After running out of fresh companies ready to float, and struggling to meet privatisation revenue targets, Warsaw is set to rely on sales of government stakes in listed Polish companies to raise funds next year, the treasury minister said on September 2.
The treasury has found the going tough in meeting its privatisation revenue targets for a couple of years, as investors variously worry over the state of the wider economy, asset quality, political interference and incomplete regulation. Warsaw has found itself forced to rely on snap sales of government stakes in blue-chip companies to keep pace.
That mode of operation now appears official. Government officials told media on September 2 that such "share packages" will fuel next year's privatisation revenue target.
Treasury Minister Wlodzimierz Karpinsk outlined that the 2014 target has been lowered to just PLN3.7bn (€869m). This year's target of PLN5bn is half of the figure seen in the previous couple of years, and the government is struggling to hit even that.
Deputy Treasury Minister Pawel Tamborski offered details of the plan later in the day. "Privatisation revenues in 2014 will come from the sale of share packages owned by the treasury ministry," he said, according to Reuters. "New IPOs seem unlikely, as there are no companies which could be attractive for the market."

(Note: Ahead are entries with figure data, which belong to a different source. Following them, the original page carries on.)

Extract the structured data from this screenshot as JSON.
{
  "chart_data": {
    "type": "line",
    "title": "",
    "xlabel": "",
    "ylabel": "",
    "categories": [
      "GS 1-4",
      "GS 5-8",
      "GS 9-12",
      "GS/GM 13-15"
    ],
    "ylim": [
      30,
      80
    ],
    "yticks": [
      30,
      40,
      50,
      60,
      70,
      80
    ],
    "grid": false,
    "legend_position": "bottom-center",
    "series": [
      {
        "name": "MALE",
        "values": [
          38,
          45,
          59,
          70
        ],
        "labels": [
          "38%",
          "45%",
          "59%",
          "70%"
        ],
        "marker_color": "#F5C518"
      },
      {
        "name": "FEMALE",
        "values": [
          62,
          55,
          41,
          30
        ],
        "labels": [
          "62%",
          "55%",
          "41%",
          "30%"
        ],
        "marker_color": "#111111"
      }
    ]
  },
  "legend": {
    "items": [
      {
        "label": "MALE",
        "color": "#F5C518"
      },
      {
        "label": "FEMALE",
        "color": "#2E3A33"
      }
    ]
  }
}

The struggle to hit the 2013 target illustrates the point. The treasury ministry has raised just PLN1.89bn thus far. Of that, PLN860m came from the sale of yet another stake in the country's biggest bank, 2% of PKO BP, while 12% of newly consolidated chemicals giant Grupa Azoty sold for PLN630m.
While Warsaw finally got the IPO of real estate holding PHN out of the gate, the sale - twice pulled in 2012 - still fell well short of its ambition. Investors swallowed no more than 25% of the hastily assembled bag of state property to bring in PLN240m. The treasury had earlier hoped to sell a majority stake to a strategic investor alongside the listing.
The statements from the treasury officials suggest however that they're confident of finally pushing through the delayed IPO of giant utility Energa this year. The listing has been delayed throughout 2013, but Tamborski recently claimed the prospectus for the sale - estimated to raise up to PLN2bn - should be filed by mid-September.
However, analysts suggest the company is impossible to value until Warsaw finalises its legislation on support to renewable energy - a project that has been rattling on for some time. Warsaw also hopes to float PKP Cargo, the freight unit of its national rail operator, in 2013.